好きな人の婚約が決まりました。好きな人にキスをされました。
「そうかな? 僕にはとても、そんなふうには見えない。これではまるで、僕だけが君を想っているかのようだ」

「いえ、そんな…………って、え?」

(君を想って?)


 メリンダの聞き間違えでなければ、ステファンはたしかにそう口にした。自分の耳が信じられず、メリンダは呆然と目を見開く。


 と、そのとき、メリンダの唇を熱い何かが塞いだ。
 彼女は思わず目を瞬き、己になにが起こったのかを分析する。

 滑らかな美しい肌と、エメラルドのように綺麗な緑色の瞳、風に揺れる美しい金色の髪――――あまりにも至近距離過ぎて、メリンダにはそれしか見えない。

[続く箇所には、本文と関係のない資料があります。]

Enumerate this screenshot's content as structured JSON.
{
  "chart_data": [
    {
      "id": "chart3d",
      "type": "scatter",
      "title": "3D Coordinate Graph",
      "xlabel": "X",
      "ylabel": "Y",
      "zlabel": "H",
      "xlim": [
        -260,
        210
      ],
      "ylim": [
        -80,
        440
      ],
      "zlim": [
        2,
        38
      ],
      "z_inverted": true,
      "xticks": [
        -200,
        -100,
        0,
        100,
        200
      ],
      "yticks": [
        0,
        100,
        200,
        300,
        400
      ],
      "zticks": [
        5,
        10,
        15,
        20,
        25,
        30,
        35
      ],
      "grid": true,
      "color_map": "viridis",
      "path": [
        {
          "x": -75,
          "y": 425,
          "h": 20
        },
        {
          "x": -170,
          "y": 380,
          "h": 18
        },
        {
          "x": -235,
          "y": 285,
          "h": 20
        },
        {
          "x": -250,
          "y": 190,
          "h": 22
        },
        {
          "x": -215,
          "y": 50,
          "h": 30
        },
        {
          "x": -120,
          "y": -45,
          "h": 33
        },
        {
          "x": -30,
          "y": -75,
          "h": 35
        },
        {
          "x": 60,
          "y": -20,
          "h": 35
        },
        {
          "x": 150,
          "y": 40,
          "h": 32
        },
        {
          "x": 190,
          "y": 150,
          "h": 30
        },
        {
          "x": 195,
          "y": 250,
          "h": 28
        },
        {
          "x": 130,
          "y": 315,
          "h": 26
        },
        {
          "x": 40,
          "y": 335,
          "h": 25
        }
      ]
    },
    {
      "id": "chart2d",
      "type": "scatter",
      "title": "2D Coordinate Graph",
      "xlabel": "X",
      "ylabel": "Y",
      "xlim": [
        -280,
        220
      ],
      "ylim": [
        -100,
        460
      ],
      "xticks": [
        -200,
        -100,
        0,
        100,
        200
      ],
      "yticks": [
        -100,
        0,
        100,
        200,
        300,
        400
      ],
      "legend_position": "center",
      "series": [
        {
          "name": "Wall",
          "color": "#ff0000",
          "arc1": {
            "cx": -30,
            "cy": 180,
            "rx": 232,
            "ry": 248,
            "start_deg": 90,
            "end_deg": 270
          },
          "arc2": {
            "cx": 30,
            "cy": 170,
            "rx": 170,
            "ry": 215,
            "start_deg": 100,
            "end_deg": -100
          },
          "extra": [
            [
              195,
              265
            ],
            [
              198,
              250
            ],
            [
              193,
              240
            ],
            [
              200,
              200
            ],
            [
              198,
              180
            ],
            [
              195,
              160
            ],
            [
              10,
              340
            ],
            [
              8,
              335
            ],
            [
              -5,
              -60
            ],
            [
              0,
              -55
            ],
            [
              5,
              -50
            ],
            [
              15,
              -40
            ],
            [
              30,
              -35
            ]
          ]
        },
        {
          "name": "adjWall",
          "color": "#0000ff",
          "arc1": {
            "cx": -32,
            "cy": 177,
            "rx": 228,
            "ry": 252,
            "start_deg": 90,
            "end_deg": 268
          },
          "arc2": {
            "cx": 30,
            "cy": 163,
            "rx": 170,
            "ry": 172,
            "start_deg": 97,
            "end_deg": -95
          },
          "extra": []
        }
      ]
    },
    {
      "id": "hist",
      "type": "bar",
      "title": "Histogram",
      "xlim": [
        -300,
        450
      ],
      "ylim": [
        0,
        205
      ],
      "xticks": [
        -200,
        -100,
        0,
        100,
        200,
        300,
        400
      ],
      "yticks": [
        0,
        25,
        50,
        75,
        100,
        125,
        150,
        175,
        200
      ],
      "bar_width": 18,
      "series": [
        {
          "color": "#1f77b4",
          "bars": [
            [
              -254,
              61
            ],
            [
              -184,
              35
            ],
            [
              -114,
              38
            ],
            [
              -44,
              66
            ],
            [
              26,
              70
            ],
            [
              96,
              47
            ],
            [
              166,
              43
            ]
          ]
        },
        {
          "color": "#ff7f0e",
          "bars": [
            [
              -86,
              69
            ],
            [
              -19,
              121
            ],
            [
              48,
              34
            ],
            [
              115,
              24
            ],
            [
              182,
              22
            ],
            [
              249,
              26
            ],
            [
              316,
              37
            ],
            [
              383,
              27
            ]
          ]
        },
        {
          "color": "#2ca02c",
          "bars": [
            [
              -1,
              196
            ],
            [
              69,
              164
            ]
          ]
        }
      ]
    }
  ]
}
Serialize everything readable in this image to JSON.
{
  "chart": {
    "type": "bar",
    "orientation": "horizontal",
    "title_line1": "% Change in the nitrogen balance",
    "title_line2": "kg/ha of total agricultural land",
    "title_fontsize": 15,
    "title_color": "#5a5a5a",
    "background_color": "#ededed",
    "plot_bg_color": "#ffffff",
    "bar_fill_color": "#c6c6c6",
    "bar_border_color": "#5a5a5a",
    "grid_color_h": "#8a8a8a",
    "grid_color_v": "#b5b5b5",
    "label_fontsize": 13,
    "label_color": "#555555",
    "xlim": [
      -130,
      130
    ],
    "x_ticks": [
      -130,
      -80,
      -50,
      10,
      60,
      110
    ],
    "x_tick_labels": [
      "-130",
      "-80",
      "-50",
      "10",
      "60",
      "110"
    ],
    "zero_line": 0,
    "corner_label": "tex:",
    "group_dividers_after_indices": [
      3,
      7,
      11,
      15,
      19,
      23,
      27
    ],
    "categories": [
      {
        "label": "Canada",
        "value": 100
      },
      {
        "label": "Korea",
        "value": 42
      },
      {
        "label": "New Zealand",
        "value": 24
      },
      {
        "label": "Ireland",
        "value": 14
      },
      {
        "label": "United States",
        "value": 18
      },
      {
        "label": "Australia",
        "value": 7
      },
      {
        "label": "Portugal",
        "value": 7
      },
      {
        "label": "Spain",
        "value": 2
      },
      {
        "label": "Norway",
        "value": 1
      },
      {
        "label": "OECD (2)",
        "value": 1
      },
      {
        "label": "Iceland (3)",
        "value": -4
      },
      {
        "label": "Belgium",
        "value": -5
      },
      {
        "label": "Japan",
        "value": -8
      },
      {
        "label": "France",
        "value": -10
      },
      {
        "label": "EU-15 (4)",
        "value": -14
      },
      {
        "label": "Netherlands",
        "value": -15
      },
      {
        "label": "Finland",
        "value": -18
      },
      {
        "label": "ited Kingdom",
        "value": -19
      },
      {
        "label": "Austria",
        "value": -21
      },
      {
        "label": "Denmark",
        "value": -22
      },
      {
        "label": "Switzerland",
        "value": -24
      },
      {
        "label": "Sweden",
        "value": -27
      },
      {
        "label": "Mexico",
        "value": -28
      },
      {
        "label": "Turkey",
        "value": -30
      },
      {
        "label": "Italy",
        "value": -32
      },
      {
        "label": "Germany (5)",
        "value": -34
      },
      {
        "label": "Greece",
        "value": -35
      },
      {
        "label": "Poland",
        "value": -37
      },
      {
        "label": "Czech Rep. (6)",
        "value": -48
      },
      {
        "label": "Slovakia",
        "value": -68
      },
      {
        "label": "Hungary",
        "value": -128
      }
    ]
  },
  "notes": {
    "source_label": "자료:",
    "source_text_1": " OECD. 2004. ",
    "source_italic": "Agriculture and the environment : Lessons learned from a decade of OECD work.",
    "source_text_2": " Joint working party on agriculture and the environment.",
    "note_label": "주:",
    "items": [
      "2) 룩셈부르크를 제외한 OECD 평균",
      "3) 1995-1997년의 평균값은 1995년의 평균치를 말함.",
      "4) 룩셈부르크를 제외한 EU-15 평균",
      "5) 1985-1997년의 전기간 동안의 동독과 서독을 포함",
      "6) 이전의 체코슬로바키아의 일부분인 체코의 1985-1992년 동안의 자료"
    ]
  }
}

 腰を抱き寄せるたくましい腕、頬を撫でる手のひらの感触、それから唇を覆う温もり。心臓がバクバクと鳴り響き、上手に息ができない。


(嘘、でしょう?)


 夢だとすればあまりにもメリンダに都合が良く、けれど現実だとするならば驚くほど残酷だ。


 メリンダの好きな人――――ステファンは公爵令嬢との婚約が決まった。
 けれど今、彼はメリンダにキスをしている。


 甘くて、あまりにも苦い口づけ。
 メリンダは胸が張り裂けそうな心地がした。